HomeBusinessConsumer stocks diverge as Walmart disappoints, citing inflation

Consumer stocks diverge as Walmart disappoints, citing inflation

By Sinéad Carew

(Reuters) – Shares in consumer discretionary and staples stocks were trading in opposite directions on Tuesday as encouraging retail sales data was countered by disappointing earnings and financial targets from Walmart, which blamed high inflation.

Walmart shares closed down 11.4% after it reported a 25% quarterly earnings decline and cut its full-year profit outlook due to rising fuel and labor costs, while shoppers, squeezed by decades-high inflation on basic needs like food, reined in purchases of nonessential items.

That put Walmart shares on track for its biggest daily percentage drop since an 11.79% tumble on Oct 16, 1987, the last trading session before the “Black Monday” stock market crash in which the Dow Jones Industrial Average plunged more than 22%.

Dragged by Walmart, shares in Target Corp finished down over 1% ahead of its earnings report due Wednesday morning. Dollar General and Dollar Tree both fell 3%.

But while the S&P 500 consumer staples sector declined 1%, the benchmark’s consumer discretionary sector gained 2.7% as some clothing, travel and automaker shares gained ground.

Data showed U.S. retail sales rose strongly in April as consumers spent more on motor vehicles due to supply improvements. They also spent more at restaurants, boosting the economy at the start of this quarter.

The contrast, according to some strategists, is because soaring inflation has a bigger impact on lower-income customers who shop at Walmart or dollar stores than consumers who can still buy pricier items from companies including Under Armour, up 4%, Ralph Lauren, up 3.8% and PVH Corp up 3.4%.

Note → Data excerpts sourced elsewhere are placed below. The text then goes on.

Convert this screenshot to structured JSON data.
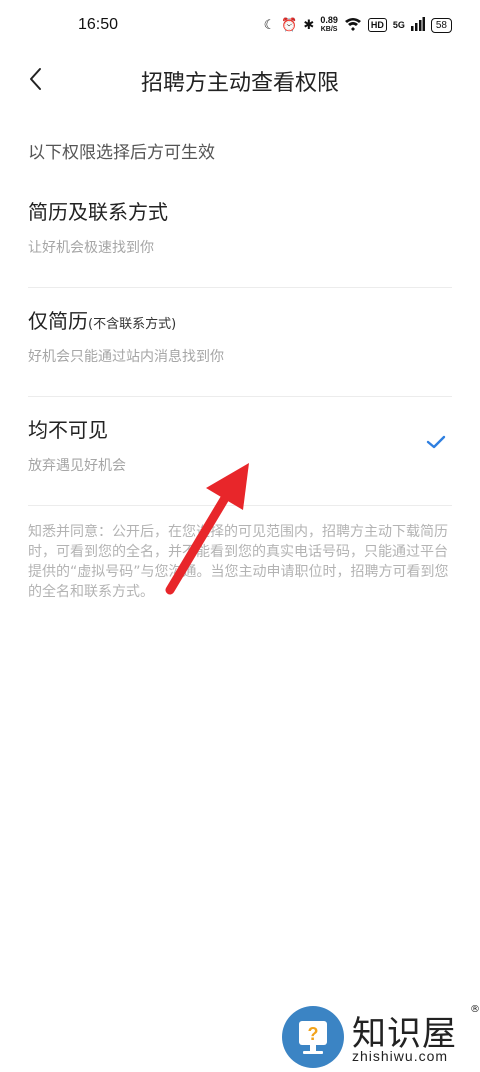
{
  "status": {
    "time": "16:50",
    "net_speed": "0.89",
    "net_unit": "KB/S",
    "hd": "HD",
    "signal": "5G",
    "battery": "58"
  },
  "nav": {
    "title": "招聘方主动查看权限"
  },
  "hint": "以下权限选择后方可生效",
  "options": [
    {
      "title": "简历及联系方式",
      "suffix": "",
      "desc": "让好机会极速找到你",
      "selected": false
    },
    {
      "title": "仅简历",
      "suffix": "(不含联系方式)",
      "desc": "好机会只能通过站内消息找到你",
      "selected": false
    },
    {
      "title": "均不可见",
      "suffix": "",
      "desc": "放弃遇见好机会",
      "selected": true
    }
  ],
  "notice": "知悉并同意：公开后，在您选择的可见范围内，招聘方主动下载简历时，可看到您的全名，并不能看到您的真实电话号码，只能通过平台提供的“虚拟号码”与您沟通。当您主动申请职位时，招聘方可看到您的全名和联系方式。",
  "watermark": {
    "brand": "知识屋",
    "url": "zhishiwu.com",
    "registered": "®"
  },
  "colors": {
    "accent": "#2f7fe0",
    "arrow": "#e8262a",
    "logo": "#3b84c4"
  }
}
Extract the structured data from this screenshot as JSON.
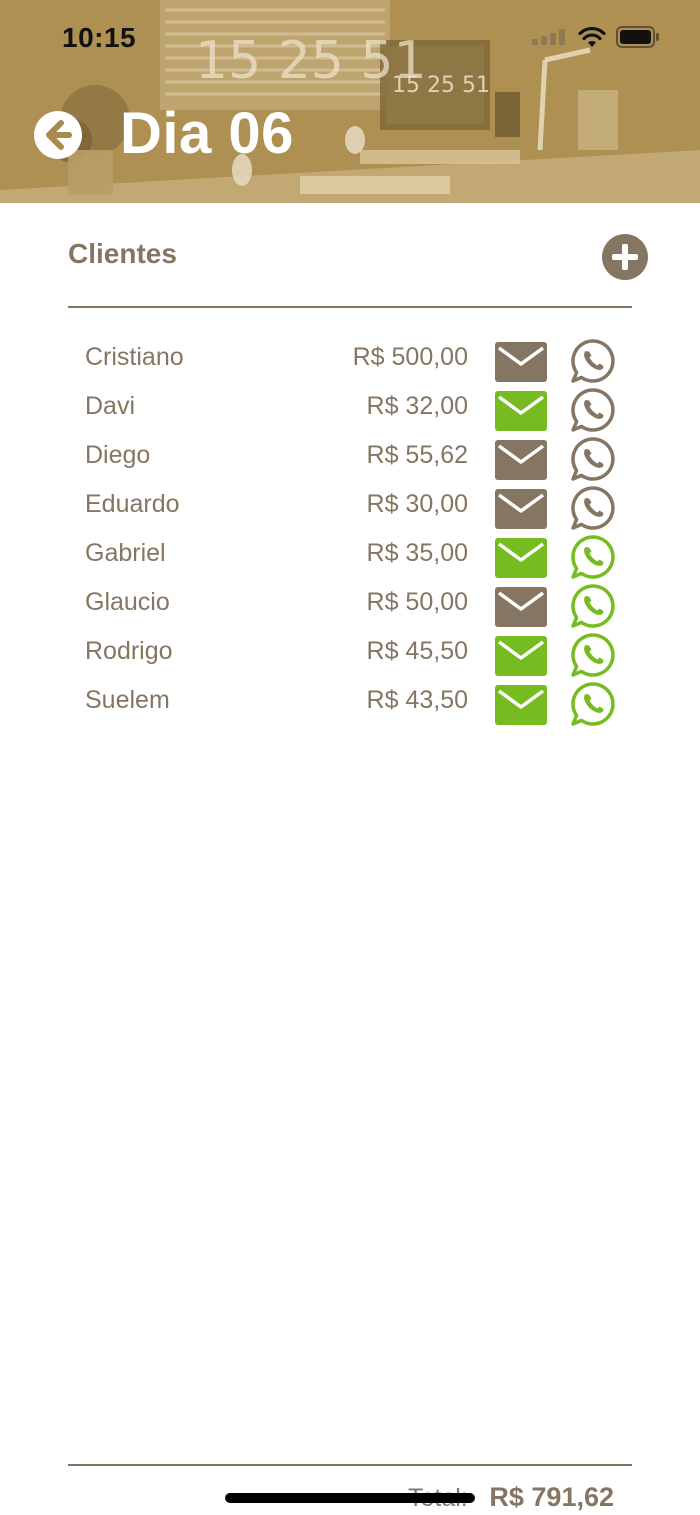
{
  "status_bar": {
    "time": "10:15"
  },
  "header": {
    "title": "Dia 06"
  },
  "section": {
    "title": "Clientes"
  },
  "clients": [
    {
      "name": "Cristiano",
      "amount": "R$ 500,00",
      "email_sent": false,
      "whatsapp_sent": false
    },
    {
      "name": "Davi",
      "amount": "R$ 32,00",
      "email_sent": true,
      "whatsapp_sent": false
    },
    {
      "name": "Diego",
      "amount": "R$ 55,62",
      "email_sent": false,
      "whatsapp_sent": false
    },
    {
      "name": "Eduardo",
      "amount": "R$ 30,00",
      "email_sent": false,
      "whatsapp_sent": false
    },
    {
      "name": "Gabriel",
      "amount": "R$ 35,00",
      "email_sent": true,
      "whatsapp_sent": true
    },
    {
      "name": "Glaucio",
      "amount": "R$ 50,00",
      "email_sent": false,
      "whatsapp_sent": true
    },
    {
      "name": "Rodrigo",
      "amount": "R$ 45,50",
      "email_sent": true,
      "whatsapp_sent": true
    },
    {
      "name": "Suelem",
      "amount": "R$ 43,50",
      "email_sent": true,
      "whatsapp_sent": true
    }
  ],
  "footer": {
    "total_label": "Total:",
    "total_value": "R$ 791,62"
  },
  "colors": {
    "accent": "#857663",
    "success": "#76bc21",
    "header_tint": "#a88b4c"
  },
  "icons": {
    "back": "arrow-left-circle-icon",
    "add": "plus-circle-icon",
    "email": "envelope-icon",
    "whatsapp": "whatsapp-icon"
  }
}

Since price increases resulting from the war between Russia and Ukraine were in purchases “the consumer cannot do without” such as food and energy, Eric Theoret, global macro strategist at Manulife said, the lower-income consumers are seeing “real income shock.”

“In terms of ability to spend, the lower-end consumer is also much closer to having exhausted their pandemic savings. With respect to earnings, we are seeing solid wage gains at the lower quintiles but even these are unable to keep pace with inflation – eroding consumers’ ability to spend,” Theoret said.

This trend was also in evidence in shares of packaged food companies such as Kraft Heinz, down 2% and General Mills, down 0.7%, after Walmart said shoppers switched to cheaper store-branded goods from well known labels.

Still, while some wealthier consumers are also looking for grocery store savings, the retail sales data showed that people still have money to spend, noted Lindsey Bell, chief markets and money strategist at Ally.

“The consumer is still spending. The consumer isn’t dead … The consumer is really interested in spending their money on services and experiences,” said Bell, noting that it might be part of the reason clothing store shares were rising.

“Going out, taking part in different activities requires you dress the part,” she said.

Also, so far in 2022, the staples sector has outperformed, showing a 1% year-to-date decline compared with a plunge of about 25.9% in consumer discretionary stocks.

“Investors are starting to realize they left consumer discretionary sector stocks in general for dead with a big exit from the discretionary sector and into staples,” said Bell.

Jim Paulsen, chief investment strategist at The Leuthold Group in Minneapolis, noted that even though consumers are very fearful right now, “they are in really good shape.”

“Almost every fear we have is really tied to one fear – inflation,” said Paulsen. But he believes inflation may be stabilizing, which would mean investors and consumers can also stop worrying about things like rising bond yields, Federal Reserve rate hikes or an imminent recession.

“If inflation is rolling over it’s going to lift consumer confidence. I think it’s going to run right through Main Street as well as Wall Street,” he said.